Gerade als wir das Zentrum verlassen wollten, stießen wir auf Lola. Ihre pinke Haarsträhne passte perfekt zu ihren hohen, pinkfarbenen Schuhen. Dazu trug sie eine schwarze Lederjacke und lilafarbene Leggins. An jedem anderen hätte das Outfit vermutlich albern ausgesehen, doch an Lola sah es genial aus. An ihr sahen die schrägsten Kombinationen gut aus.
Sie war mit einem Jungen unterwegs, den ich flüchtig kannte, er war in unserer ehemaligen Parallelklasse gewesen, doch ich hatte nie sonderlich viel mit ihm zu tun gehabt. "Estelle!", rief Lola freudig, als sie mich entdeckte und zog mich in eine rasche Umarmung. "Hey Noah", begrüßte sie auch diesen. Als ich fragend eine Augenbraue hoch zog huschte ein schuldbewusster Ausdruck über Lolas Gesicht - zu recht! Warum hatte sie mich nicht darüber in Kenntnis gesetzt, dass sie ein Date hatte? "Das ist David", stellte sie den attraktiven Jungen vor. Sie wirkte für ihre Verhältnisse ungewöhnlich verlegen. David war groß und hatte schwarze Haare. "Du kennst ihn sicher noch", fügte sie an mich gewandt hinzu. "Er war im Basketball Team unserer alten Schule."

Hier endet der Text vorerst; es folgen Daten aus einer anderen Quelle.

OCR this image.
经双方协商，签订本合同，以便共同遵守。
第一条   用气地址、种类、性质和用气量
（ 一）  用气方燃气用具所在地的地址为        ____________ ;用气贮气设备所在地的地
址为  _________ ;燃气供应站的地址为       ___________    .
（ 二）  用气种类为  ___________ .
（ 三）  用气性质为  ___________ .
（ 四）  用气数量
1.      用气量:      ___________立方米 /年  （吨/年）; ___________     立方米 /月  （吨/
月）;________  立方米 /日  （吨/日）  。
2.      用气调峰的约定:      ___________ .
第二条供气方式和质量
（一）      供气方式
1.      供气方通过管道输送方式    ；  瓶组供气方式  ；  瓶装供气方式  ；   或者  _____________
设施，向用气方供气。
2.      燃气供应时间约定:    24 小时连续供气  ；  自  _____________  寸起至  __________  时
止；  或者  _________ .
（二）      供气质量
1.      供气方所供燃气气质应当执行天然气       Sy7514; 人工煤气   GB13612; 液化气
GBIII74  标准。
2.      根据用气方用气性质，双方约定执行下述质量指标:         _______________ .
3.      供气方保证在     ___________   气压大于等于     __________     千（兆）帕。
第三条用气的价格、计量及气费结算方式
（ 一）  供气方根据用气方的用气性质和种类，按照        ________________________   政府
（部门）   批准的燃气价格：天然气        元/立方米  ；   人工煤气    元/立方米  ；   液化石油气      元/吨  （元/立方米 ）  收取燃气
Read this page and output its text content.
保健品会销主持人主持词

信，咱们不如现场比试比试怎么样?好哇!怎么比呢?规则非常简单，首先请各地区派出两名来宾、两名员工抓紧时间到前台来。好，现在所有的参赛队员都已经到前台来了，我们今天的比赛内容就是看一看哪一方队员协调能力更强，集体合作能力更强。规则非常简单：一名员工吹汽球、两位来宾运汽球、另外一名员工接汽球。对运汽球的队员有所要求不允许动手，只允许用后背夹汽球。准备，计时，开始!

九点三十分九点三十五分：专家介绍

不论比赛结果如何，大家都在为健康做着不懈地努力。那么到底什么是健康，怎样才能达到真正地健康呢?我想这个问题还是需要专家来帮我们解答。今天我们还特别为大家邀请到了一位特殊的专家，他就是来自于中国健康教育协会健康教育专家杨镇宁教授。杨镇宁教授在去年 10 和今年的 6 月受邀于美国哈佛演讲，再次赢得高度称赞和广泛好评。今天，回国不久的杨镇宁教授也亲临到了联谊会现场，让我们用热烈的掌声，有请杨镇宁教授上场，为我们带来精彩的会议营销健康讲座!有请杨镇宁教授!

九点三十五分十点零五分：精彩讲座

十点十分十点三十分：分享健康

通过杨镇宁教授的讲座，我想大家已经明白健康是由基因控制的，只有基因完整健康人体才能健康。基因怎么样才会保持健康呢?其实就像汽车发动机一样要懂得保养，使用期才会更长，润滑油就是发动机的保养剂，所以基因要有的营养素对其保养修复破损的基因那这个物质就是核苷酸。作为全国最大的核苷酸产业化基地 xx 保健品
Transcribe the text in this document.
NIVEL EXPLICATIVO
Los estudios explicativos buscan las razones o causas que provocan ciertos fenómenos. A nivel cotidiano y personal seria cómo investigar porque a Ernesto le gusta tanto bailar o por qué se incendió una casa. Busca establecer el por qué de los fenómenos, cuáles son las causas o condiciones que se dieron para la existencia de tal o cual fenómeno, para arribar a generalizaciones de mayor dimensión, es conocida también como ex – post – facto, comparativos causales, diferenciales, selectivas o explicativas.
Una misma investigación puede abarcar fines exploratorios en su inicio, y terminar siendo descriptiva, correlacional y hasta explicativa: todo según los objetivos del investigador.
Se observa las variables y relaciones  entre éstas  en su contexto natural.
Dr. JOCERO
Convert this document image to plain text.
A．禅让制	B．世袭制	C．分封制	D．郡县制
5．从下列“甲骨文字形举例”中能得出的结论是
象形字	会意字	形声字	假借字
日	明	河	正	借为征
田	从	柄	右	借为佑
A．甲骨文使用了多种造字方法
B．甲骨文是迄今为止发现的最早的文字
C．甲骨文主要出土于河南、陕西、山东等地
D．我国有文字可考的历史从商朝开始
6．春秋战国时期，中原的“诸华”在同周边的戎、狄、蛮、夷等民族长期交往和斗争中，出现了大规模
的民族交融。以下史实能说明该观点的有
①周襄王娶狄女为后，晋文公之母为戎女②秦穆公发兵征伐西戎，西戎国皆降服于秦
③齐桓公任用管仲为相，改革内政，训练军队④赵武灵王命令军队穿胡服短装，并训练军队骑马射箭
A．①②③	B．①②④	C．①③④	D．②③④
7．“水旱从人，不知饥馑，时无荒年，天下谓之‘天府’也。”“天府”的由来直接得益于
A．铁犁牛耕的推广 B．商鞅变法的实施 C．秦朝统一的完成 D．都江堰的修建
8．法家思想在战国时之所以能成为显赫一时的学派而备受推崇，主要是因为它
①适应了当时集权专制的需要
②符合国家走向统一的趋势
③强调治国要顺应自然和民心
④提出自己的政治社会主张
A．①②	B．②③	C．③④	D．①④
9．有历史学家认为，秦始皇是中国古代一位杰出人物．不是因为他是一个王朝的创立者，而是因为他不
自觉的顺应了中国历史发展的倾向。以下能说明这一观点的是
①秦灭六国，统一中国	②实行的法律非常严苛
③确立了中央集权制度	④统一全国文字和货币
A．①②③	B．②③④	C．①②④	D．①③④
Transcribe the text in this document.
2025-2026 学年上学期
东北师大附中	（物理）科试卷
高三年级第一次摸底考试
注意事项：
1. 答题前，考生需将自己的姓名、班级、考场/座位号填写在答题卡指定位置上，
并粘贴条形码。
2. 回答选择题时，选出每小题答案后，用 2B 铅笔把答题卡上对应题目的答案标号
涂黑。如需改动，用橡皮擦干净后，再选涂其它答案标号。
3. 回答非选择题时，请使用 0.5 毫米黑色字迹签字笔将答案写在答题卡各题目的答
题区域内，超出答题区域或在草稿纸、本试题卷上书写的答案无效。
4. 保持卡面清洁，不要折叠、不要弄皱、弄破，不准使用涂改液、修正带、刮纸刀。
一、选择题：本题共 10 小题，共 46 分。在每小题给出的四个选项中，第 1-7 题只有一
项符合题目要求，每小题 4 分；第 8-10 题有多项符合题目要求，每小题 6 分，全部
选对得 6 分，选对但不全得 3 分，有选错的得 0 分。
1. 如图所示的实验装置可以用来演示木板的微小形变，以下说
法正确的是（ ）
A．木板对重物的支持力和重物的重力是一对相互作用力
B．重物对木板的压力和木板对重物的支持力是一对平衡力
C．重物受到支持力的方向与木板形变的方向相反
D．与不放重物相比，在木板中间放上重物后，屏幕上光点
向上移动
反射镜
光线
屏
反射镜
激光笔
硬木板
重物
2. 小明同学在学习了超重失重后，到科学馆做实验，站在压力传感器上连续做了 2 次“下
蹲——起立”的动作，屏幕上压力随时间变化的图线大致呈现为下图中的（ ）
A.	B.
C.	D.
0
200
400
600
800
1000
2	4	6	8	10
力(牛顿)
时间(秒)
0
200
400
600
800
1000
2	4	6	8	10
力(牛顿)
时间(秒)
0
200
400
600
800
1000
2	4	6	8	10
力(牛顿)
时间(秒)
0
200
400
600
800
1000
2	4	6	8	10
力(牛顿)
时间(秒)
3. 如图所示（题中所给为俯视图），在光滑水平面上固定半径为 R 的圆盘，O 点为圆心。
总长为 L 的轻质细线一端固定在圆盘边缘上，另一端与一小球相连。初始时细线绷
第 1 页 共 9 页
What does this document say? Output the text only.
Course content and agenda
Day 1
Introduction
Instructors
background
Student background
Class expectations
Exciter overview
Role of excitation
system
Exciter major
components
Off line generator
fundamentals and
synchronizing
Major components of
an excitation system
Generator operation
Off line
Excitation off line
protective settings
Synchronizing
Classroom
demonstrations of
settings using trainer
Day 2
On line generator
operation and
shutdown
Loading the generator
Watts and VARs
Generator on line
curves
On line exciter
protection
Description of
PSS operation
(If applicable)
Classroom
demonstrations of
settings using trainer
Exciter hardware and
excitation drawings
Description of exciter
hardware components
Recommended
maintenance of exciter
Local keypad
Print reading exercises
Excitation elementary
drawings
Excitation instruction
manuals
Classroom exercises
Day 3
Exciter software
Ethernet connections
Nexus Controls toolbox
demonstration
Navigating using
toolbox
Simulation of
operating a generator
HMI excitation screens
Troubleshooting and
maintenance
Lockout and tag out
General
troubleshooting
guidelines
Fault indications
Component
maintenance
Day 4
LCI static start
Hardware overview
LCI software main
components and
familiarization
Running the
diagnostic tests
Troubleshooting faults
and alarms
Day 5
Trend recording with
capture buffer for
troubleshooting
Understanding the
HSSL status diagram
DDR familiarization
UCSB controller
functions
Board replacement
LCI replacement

"Ich erinnere mich", bestätigte ich und begrüßte David höflich. Er machte einen anständigen Eindruck. Ich erinnerte mich, dass er und Ryan sich nie gut verstanden hatten, was ihn gleich noch sympathischer machte. Und ich freute mich wirklich für Lola, dass sie jemanden gefunden hatte, der ihr gefiel, - ich muss zugeben, dass ich sie, seit ich Noah kannte, ein wenig vernachlässigt hatte - obwohl ich gleichermaßen ein wenig enttäuscht war, dass sie mich nicht darüber informiert hatte. Die beiden wollten zusammen ins Kino gehen, und so verabschiedeten wir uns schnell.

Nachdem wir das Proviant zur Hütte gebracht hatten, fuhren wir zur Wohnung von Noahs Vater. Susan war inzwischen aus dem Krankenhaus entlassen worden und hatte uns kurzfristig zum Essen eingeladen. Sowohl Noah als auch ich waren ziemlich erstaunt, doch wir nahmen die Einladung gerne an. Unseren Kochabend mussten wir zwar verschieben, aber das nahmen wir bereitwillig in Kauf.
Susan sah besser aus als erwartet. Sie war noch immer ziemlich blass und sah niedergeschlagen aus, doch sie hatte sich schick gemacht. Sie trug ein lockeres Kleid, welches ihrer zierlichen Figur schmeichelte, und hatte ihre Haare zu einem Zopf geflochten. Ich merkte ihr wieder einmal an, wie jung sie noch war. Sie zog Noah und mich in eine unbeholfene Umarmung, und ich merkte, wie dieser sich versteifte. Wir setzten uns an den Tisch, während Susan diesen deckte. "Ich habe Lilly auch eingeladen, doch sie wollte nicht kommen", erklärte Susan. Man merkte, dass ihr das schlechte Verhältnis zu ihrer Tochter sehr zusetzte. Doch nach allem, was ich über ihre Vergangenheit erfahren hatte, konnte ich gut nachvollziehen, warum Lilly sich so verhielt. "Gib ihr Zeit", riet Noah.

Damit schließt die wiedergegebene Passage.